Finding Solace in Horses
“My mind was finally just happy to hitch a ride along in the saddle with me.”
I have horrendous anxiety. Like so bad that sometimes I convince myself that everyone around me hates me and are all just talking to me because they’re playing a trick on me. I’m pretty sure I ask my boyfriend every single day if he still loves me, because I’m convinced one day he will just change his mind and not tell me. My purse is a testament to my anxiousness: it’s full of gum, headache medicine, floss, stain remover, extra deodorant, bobby pins, and candy (I have terrible anxiety regarding being uncomfortable in any situation; I must always be prepared!). I worry about basically everything: my relationships, my work, my finances, my position in life. If it’s happening, I’ve thought about it, and chances are I’ve thought about it a little too much.
I’ve always had anxiety. I can remember not going across the monkey bars backwards when I was in second grade because I was way too worried about how bad it would hurt if I just so happened to fall. Even in elementary school, my anxiety was all consuming and affected every part of my daily life. Anxiety seemed unmanageable to me… until I started riding horses.
I had gone on a few trail rides, but one day I just decided I wanted to start riding regularly and I wanted to do it now. I found a stable near me and started lessons immediately. I was 12 and I thought I was the height of fashion in my new too-big-for-me jodhpurs and my baby blue Troxel helmet. After only one lesson I was hooked, and I never stopped talking about horses. I slowly transformed into the weird horse girl.
Most importantly though, after I had had time to decompress and really think about my first lesson, I realized that the entire time I was on that horse, I wasn’t worrying about my life or the things going on in it. My mind was not focused on whether my homework was done, or if a certain boy liked me, or if my friends only hung out with me because I had a Wii. My mind wasn’t focused on these things because it had to be focused on what I was doing, which was steering a 1200-pound beast of an animal around a dirt-coated arena in freezing weather and asking it to step over some poles that were conveniently placed right in the way of our path. I couldn’t afford to think about all my worries when I was on top of a horse, because I had to concentrate too hard on what my position looked like, what the horse was doing, and where I was going.
This trend continued through every ride I had after that. I found that a sure-fire way to shut my mind up was to just get on a horse. Sure, I still had some anxiety, but it was horse-related anxiety. I was anxious about whether I would make a correct distance to a fence, or whether my instructor would finally say it was okay to jump the scary obstacle that I had been psyching myself up to do. It was different anxiety, and most importantly, it wasn’t earth-shattering, world-ending anxiety. It was just normal worries from someone who was passionate about their sport and wanted to perform up to the standard they knew they were able to. I felt like a normal person for that hour every week that I was on top of a horse. My mind wasn’t trying to convince me that my life was a scam — it was just happy to hitch a ride along in the saddle with me.

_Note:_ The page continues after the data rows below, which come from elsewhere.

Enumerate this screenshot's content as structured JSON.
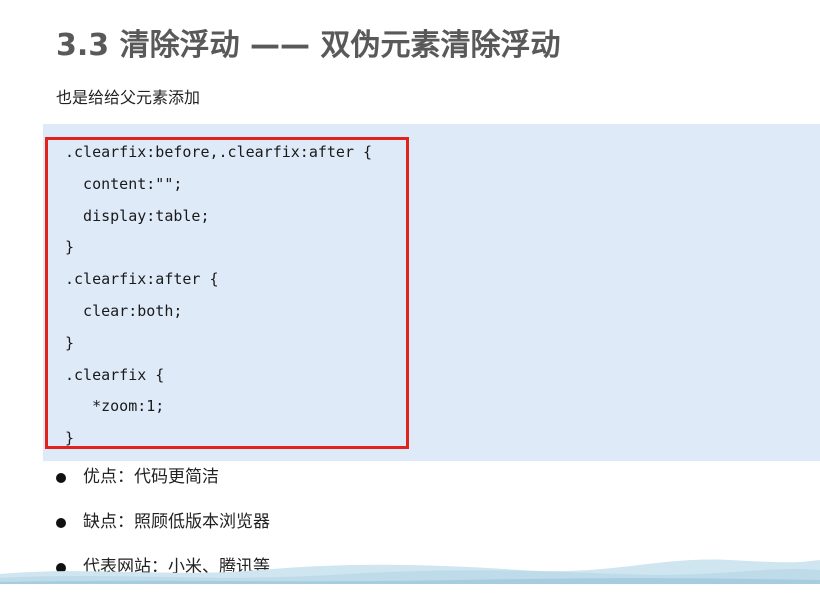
{
  "slide": {
    "title": "3.3 清除浮动 —— 双伪元素清除浮动",
    "subtitle": "也是给给父元素添加"
  },
  "code": {
    "lines": [
      ".clearfix:before,.clearfix:after {",
      "  content:\"\";",
      "  display:table;",
      "}",
      ".clearfix:after {",
      "  clear:both;",
      "}",
      ".clearfix {",
      "   *zoom:1;",
      "}"
    ]
  },
  "bullets": [
    "优点：代码更简洁",
    "缺点：照顾低版本浏览器",
    "代表网站：小米、腾讯等"
  ],
  "colors": {
    "title": "#595959",
    "code_background": "#dfeaf9",
    "highlight_border": "#e0231b",
    "footer_wave": "#b9d8e8"
  }
}
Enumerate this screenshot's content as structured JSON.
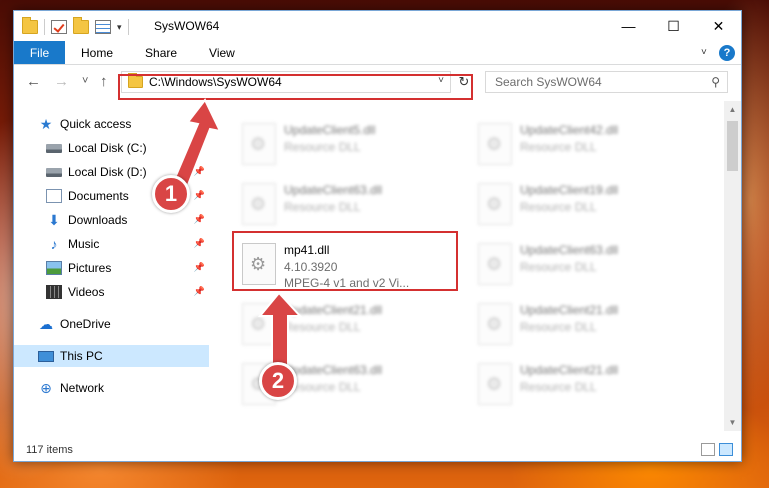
{
  "window": {
    "title": "SysWOW64",
    "minimize_icon": "—",
    "maximize_icon": "☐",
    "close_icon": "✕"
  },
  "ribbon": {
    "tabs": [
      "File",
      "Home",
      "Share",
      "View"
    ],
    "help_icon": "?"
  },
  "navbar": {
    "back_icon": "←",
    "forward_icon": "→",
    "recent_icon": "˅",
    "up_icon": "↑",
    "address": "C:\\Windows\\SysWOW64",
    "refresh_icon": "↻",
    "search_placeholder": "Search SysWOW64",
    "search_icon": "⚲"
  },
  "sidebar": {
    "items": [
      {
        "label": "Quick access",
        "icon": "star-icon",
        "glyph": "★"
      },
      {
        "label": "Local Disk (C:)",
        "icon": "disk-icon",
        "pinned": true
      },
      {
        "label": "Local Disk (D:)",
        "icon": "disk-icon",
        "pinned": true
      },
      {
        "label": "Documents",
        "icon": "documents-icon",
        "pinned": true
      },
      {
        "label": "Downloads",
        "icon": "downloads-icon",
        "glyph": "⬇",
        "pinned": true
      },
      {
        "label": "Music",
        "icon": "music-icon",
        "glyph": "♪",
        "pinned": true
      },
      {
        "label": "Pictures",
        "icon": "pictures-icon",
        "pinned": true
      },
      {
        "label": "Videos",
        "icon": "videos-icon",
        "pinned": true
      },
      {
        "label": "OneDrive",
        "icon": "cloud-icon",
        "glyph": "☁"
      },
      {
        "label": "This PC",
        "icon": "computer-icon",
        "selected": true
      },
      {
        "label": "Network",
        "icon": "network-icon",
        "glyph": "⊕"
      }
    ],
    "pin_glyph": "📌"
  },
  "files": [
    {
      "name": "UpdateClient5.dll",
      "type": "Resource DLL",
      "blurred": true
    },
    {
      "name": "UpdateClient42.dll",
      "type": "Resource DLL",
      "blurred": true
    },
    {
      "name": "UpdateClient63.dll",
      "type": "Resource DLL",
      "blurred": true
    },
    {
      "name": "UpdateClient19.dll",
      "type": "Resource DLL",
      "blurred": true
    },
    {
      "name": "mp41.dll",
      "version": "4.10.3920",
      "description": "MPEG-4 v1 and v2 Vi...",
      "blurred": false
    },
    {
      "name": "UpdateClient63.dll",
      "type": "Resource DLL",
      "blurred": true
    },
    {
      "name": "UpdateClient21.dll",
      "type": "Resource DLL",
      "blurred": true
    },
    {
      "name": "UpdateClient21.dll",
      "type": "Resource DLL",
      "blurred": true
    },
    {
      "name": "UpdateClient63.dll",
      "type": "Resource DLL",
      "blurred": true
    },
    {
      "name": "UpdateClient21.dll",
      "type": "Resource DLL",
      "blurred": true
    }
  ],
  "status": {
    "item_count": "117 items"
  },
  "annotations": {
    "badge1": "1",
    "badge2": "2",
    "highlight_color": "#d43030"
  }
}
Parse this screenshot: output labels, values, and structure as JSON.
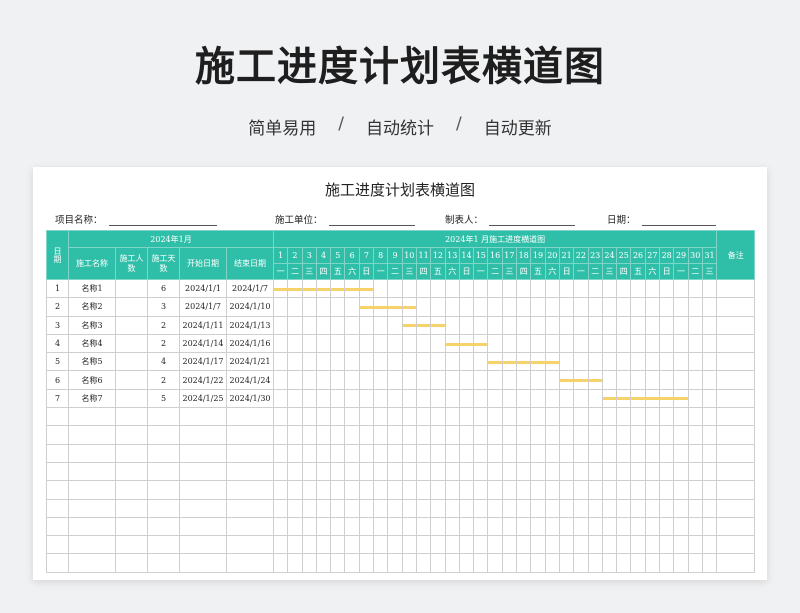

This has continued throughout my life as a rider. No matter what’s going on in my world, my brain slows down when my foot slides into that stirrup. Though my worries have changed, and I’m now anxious over money and college instead of boys and homework, the effect of my 1200-pound friends has stayed the same. I’m thankful that I finally found something that quiets my brain — now I just need to figure out how I can stay in the saddle 24/7.
Paige Hardesty is a small-town girl who loves anything and everything having to do with horses. She has a passion for reading and writing, especially when it involves her favorite four-legged creatures. Paige has an unconventional riding journey and hopes to prove to others that you can start riding late in life and still succeed as a horsewoman. She hopes to one day own a successful breeding and training barn, but for now is content with dreaming of her future while she works to better her skills.